Het eerste bakstenen kerkje met toren uit het midden van de dertiende eeuw is gebouwd in laat-romaanse stijl. Dit kerkje is al snel vergroot met een nieuw rechthoekig koor en een nieuwe toren. In de veertiende eeuw, na de verheffing tot kapittelkerk in 1308, volgt een nieuw schip en daarna een zijkoor aan de zuidzijde. Vermoedelijk als gevolg van de stadsbrand van 1415 bouwt men een groter schip. Eind vijftiende eeuw is de kerk er bouwtechnisch zeer slecht aan toe, waarna een groot deel van de volgende eeuw wordt besteed aan verbouwingen en vergrotingen. Het nog bestaande hoogkoor en het grote dwarsschip komen nu tot stand. Aan de oostkant krijgt de kerk de vorm van een kruis.
Rond 1575 is de kerk voltooid. Het is dan de grootste kruiskerk in het huidige Nederland.
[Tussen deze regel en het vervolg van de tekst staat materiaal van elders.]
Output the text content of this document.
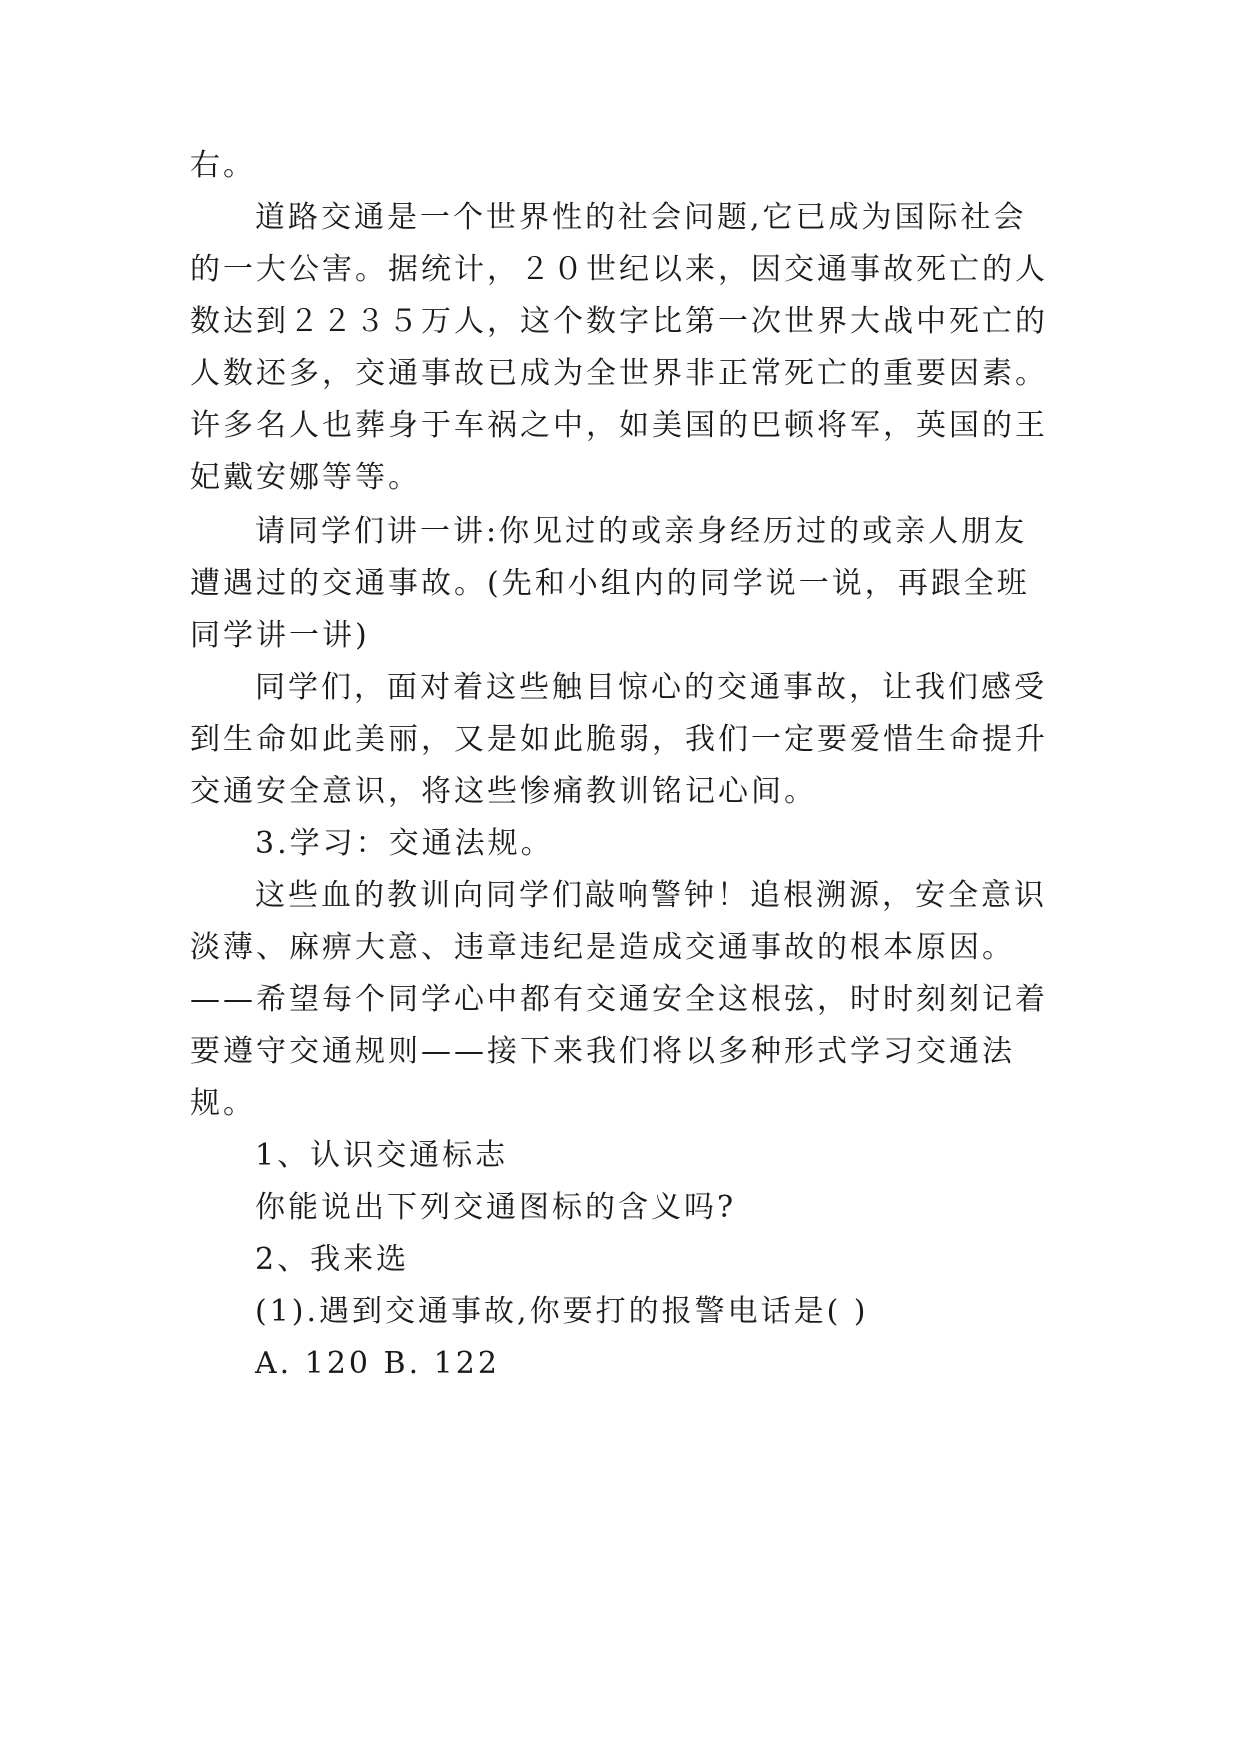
右。
道路交通是一个世界性的社会问题,它已成为国际社会
的一大公害。据统计，２０世纪以来，因交通事故死亡的人
数达到２２３５万人，这个数字比第一次世界大战中死亡的
人数还多，交通事故已成为全世界非正常死亡的重要因素。
许多名人也葬身于车祸之中，如美国的巴顿将军，英国的王
妃戴安娜等等。
请同学们讲一讲:你见过的或亲身经历过的或亲人朋友
遭遇过的交通事故。(先和小组内的同学说一说，再跟全班
同学讲一讲)
同学们，面对着这些触目惊心的交通事故，让我们感受
到生命如此美丽，又是如此脆弱，我们一定要爱惜生命提升
交通安全意识，将这些惨痛教训铭记心间。
3.学习：交通法规。
这些血的教训向同学们敲响警钟！追根溯源，安全意识
淡薄、麻痹大意、违章违纪是造成交通事故的根本原因。
——希望每个同学心中都有交通安全这根弦，时时刻刻记着
要遵守交通规则——接下来我们将以多种形式学习交通法
规。
1、认识交通标志
你能说出下列交通图标的含义吗?
2、我来选
(1).遇到交通事故,你要打的报警电话是( )
A. 120 B. 122
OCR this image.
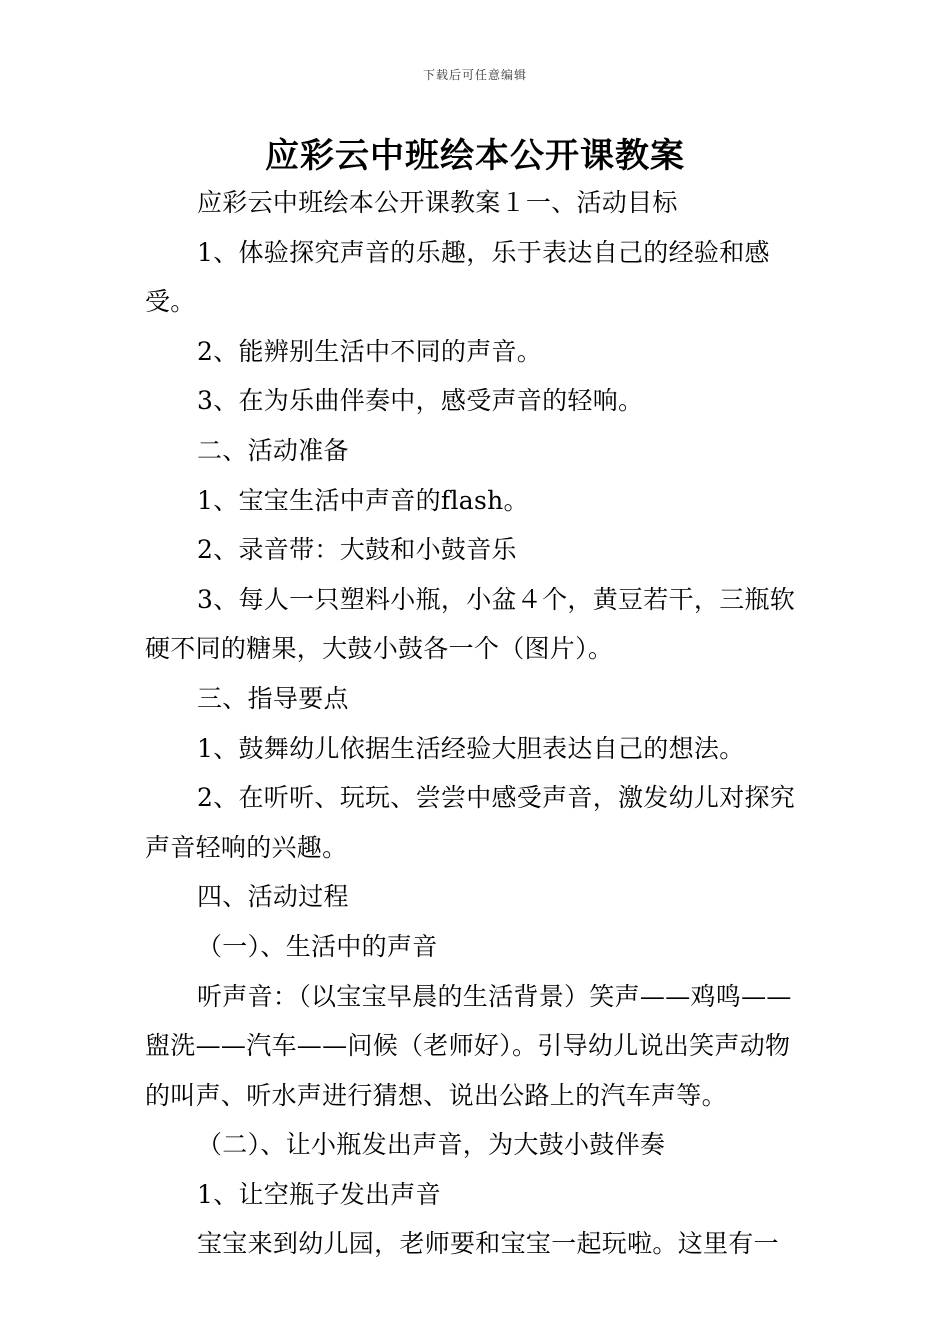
下载后可任意编辑
应彩云中班绘本公开课教案

应彩云中班绘本公开课教案１一、活动目标

1、体验探究声音的乐趣，乐于表达自己的经验和感受。

2、能辨别生活中不同的声音。

3、在为乐曲伴奏中，感受声音的轻响。

二、活动准备

1、宝宝生活中声音的flash。

2、录音带：大鼓和小鼓音乐

3、每人一只塑料小瓶，小盆４个，黄豆若干，三瓶软硬不同的糖果，大鼓小鼓各一个（图片）。

三、指导要点

1、鼓舞幼儿依据生活经验大胆表达自己的想法。

2、在听听、玩玩、尝尝中感受声音，激发幼儿对探究声音轻响的兴趣。

四、活动过程

（一）、生活中的声音

听声音：（以宝宝早晨的生活背景）笑声——鸡鸣——盥洗——汽车——问候（老师好）。引导幼儿说出笑声动物的叫声、听水声进行猜想、说出公路上的汽车声等。

（二）、让小瓶发出声音，为大鼓小鼓伴奏

1、让空瓶子发出声音

宝宝来到幼儿园，老师要和宝宝一起玩啦。这里有一
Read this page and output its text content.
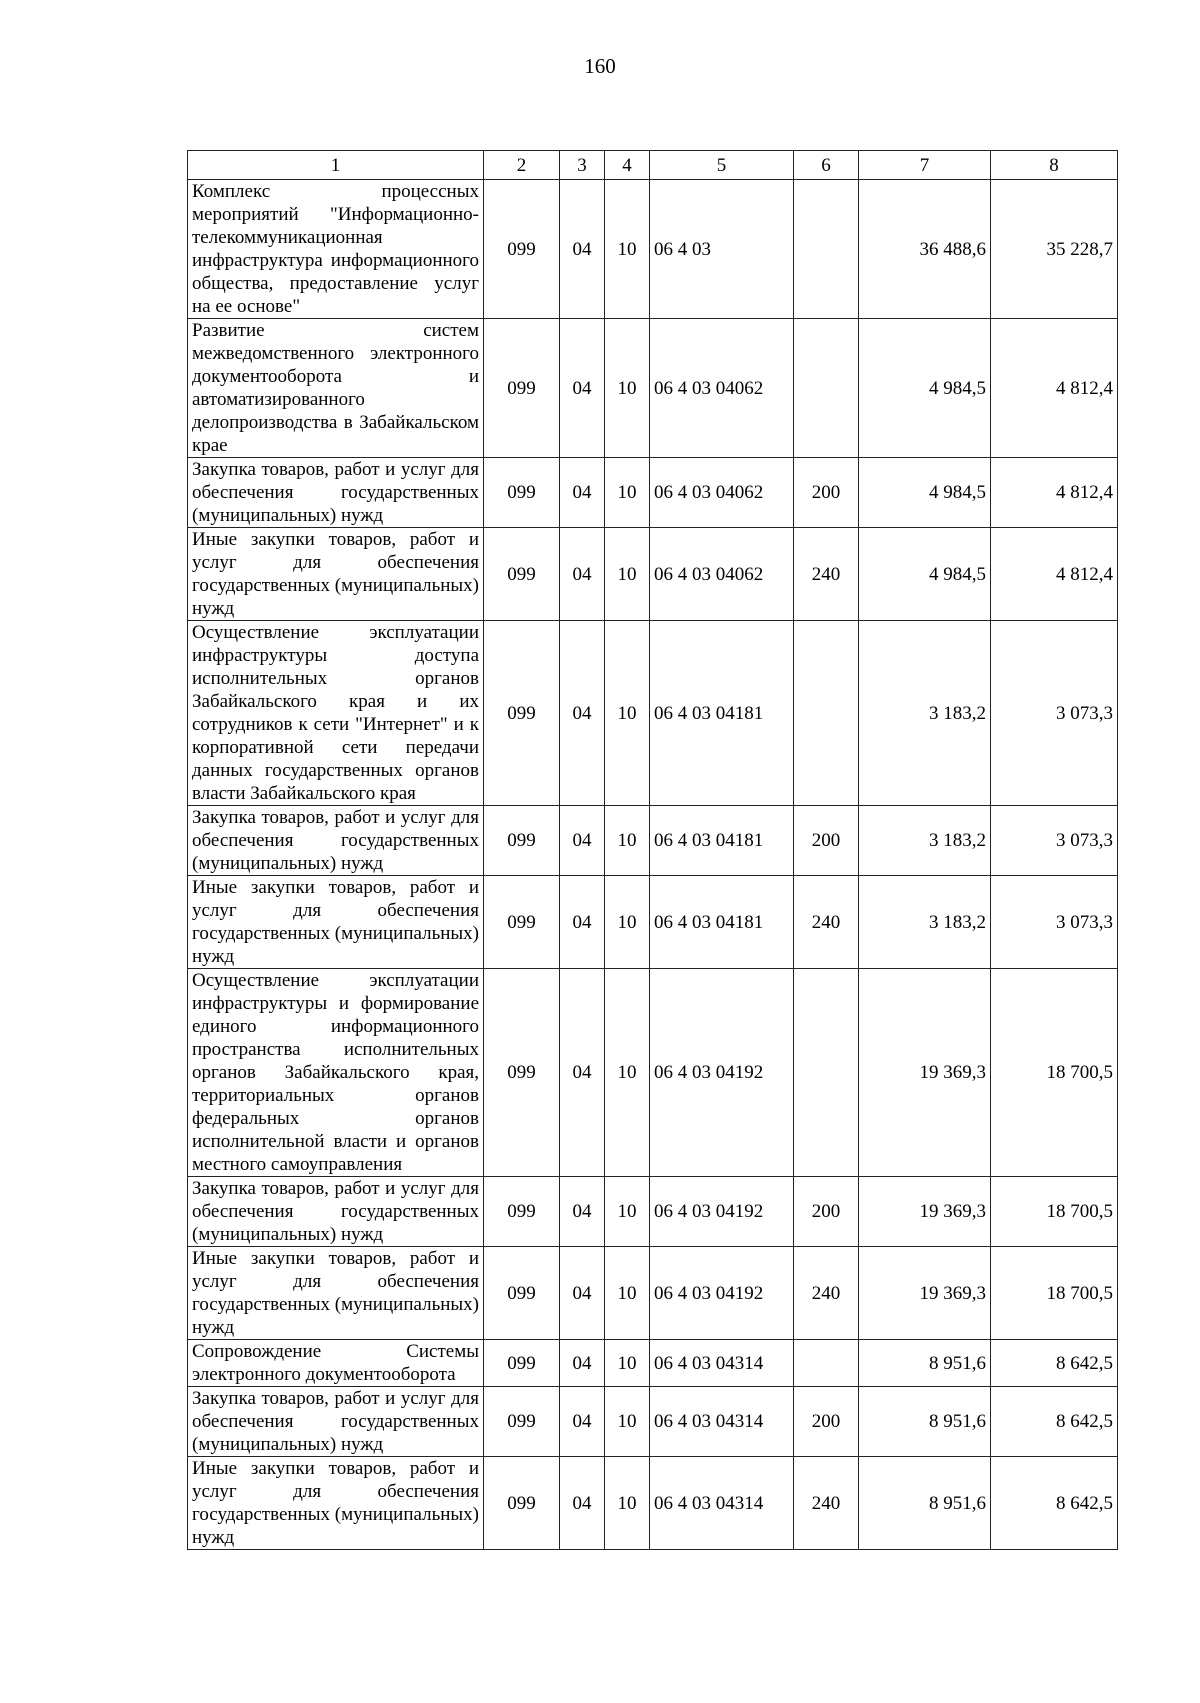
160
1	2	3	4	5	6	7	8
Комплекс процессных мероприятий "Информационно-телекоммуникационная инфраструктура информационного общества, предоставление услуг на ее основе"	099	04	10	06 4 03		36 488,6	35 228,7
Развитие систем межведомственного электронного документооборота и автоматизированного делопроизводства в Забайкальском крае	099	04	10	06 4 03 04062		4 984,5	4 812,4
Закупка товаров, работ и услуг для обеспечения государственных (муниципальных) нужд	099	04	10	06 4 03 04062	200	4 984,5	4 812,4
Иные закупки товаров, работ и услуг для обеспечения государственных (муниципальных) нужд	099	04	10	06 4 03 04062	240	4 984,5	4 812,4
Осуществление эксплуатации инфраструктуры доступа исполнительных органов Забайкальского края и их сотрудников к сети "Интернет" и к корпоративной сети передачи данных государственных органов власти Забайкальского края	099	04	10	06 4 03 04181		3 183,2	3 073,3
Закупка товаров, работ и услуг для обеспечения государственных (муниципальных) нужд	099	04	10	06 4 03 04181	200	3 183,2	3 073,3
Иные закупки товаров, работ и услуг для обеспечения государственных (муниципальных) нужд	099	04	10	06 4 03 04181	240	3 183,2	3 073,3
Осуществление эксплуатации инфраструктуры и формирование единого информационного пространства исполнительных органов Забайкальского края, территориальных органов федеральных органов исполнительной власти и органов местного самоуправления	099	04	10	06 4 03 04192		19 369,3	18 700,5
Закупка товаров, работ и услуг для обеспечения государственных (муниципальных) нужд	099	04	10	06 4 03 04192	200	19 369,3	18 700,5
Иные закупки товаров, работ и услуг для обеспечения государственных (муниципальных) нужд	099	04	10	06 4 03 04192	240	19 369,3	18 700,5
Сопровождение Системы электронного документооборота	099	04	10	06 4 03 04314		8 951,6	8 642,5
Закупка товаров, работ и услуг для обеспечения государственных (муниципальных) нужд	099	04	10	06 4 03 04314	200	8 951,6	8 642,5
Иные закупки товаров, работ и услуг для обеспечения государственных (муниципальных) нужд	099	04	10	06 4 03 04314	240	8 951,6	8 642,5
Er staan 16 altaren in, alle gewijd aan een of meer heiligen. Het resultaat moet indrukwekkend zijn geweest. Maar de geloofsgemeenschap is dan al verdeeld geraakt; het protestantisme slaat aan. De noordelijke gewesten van de Nederlanden zweren hun Spaanse koning af, en trekken onder aanvoering van Willem van Oranje tegen hem ten strijde. Willem is op dat moment namens de koning heer van Grave en de stad merkt daar meteen de gevolgen van: er komt een Spaanse bezettingsmacht. In 1577 lukt het die te verdrijven, de kerk wordt protestants. Van 1586 tot 1602 is Grave weer Spaans, maar daarna is de kerk stevig in protestantse handen. Bij het beleg van 1674 wordt de kerk zwaar beschadigd en verliest ze een deel van het schip. De schade wordt moeizaam hersteld. In 1739 volgt een restauratie van toren en zuidgevel. In 1794 wordt de kerk opnieuw zwaar beschadigd, daarna stort nog een gewelf in. De katholieken krijgen in 1799 de kerk terug, maar pas in 1804 is ze weer gebruiksklaar. Mgr. van Velde tot Melroy en Sart-Bomal, de vroegere bisschop van Roermond, gaat na de opheffing van zijn bisdom door Napoleon in Grave wonen. Hij laat de kerk herstellen en zorgt voor een nieuwe inrichting. In de negentiende eeuw volgt er weer een instorting. Na een blikseminslag in de toren wordt die in 1876 gesloopt. Wat we nu zien van de kerk is dus maar een schim van de vroegere glorie.
Alessandro Pasqualini
Tijdens de restauratie in 1971-1981 krijgt de zuidgevel van de kerk speciale aandacht. Die zou uit 1535 dateren en het werk zijn van Alessandro Pasqualini, een beroemde Italiaanse architect die in dienst was van Floris van Egmond. De kerk van Grave dankt er - in kringen van bouwhistorici - haar bekendheid aan. Maar in bewaard gebleven bouw- en kerkrekeningen komt hij helemaal niet voor. De zuidgevel is bovendien pas rond 1565 gebouwd en in 1739 ingrijpend gerestaureerd. De gevel is heel mooi, maar niet het werk van Pasqualini zelf. Hij is zeker wel in Pasqualini's stijl.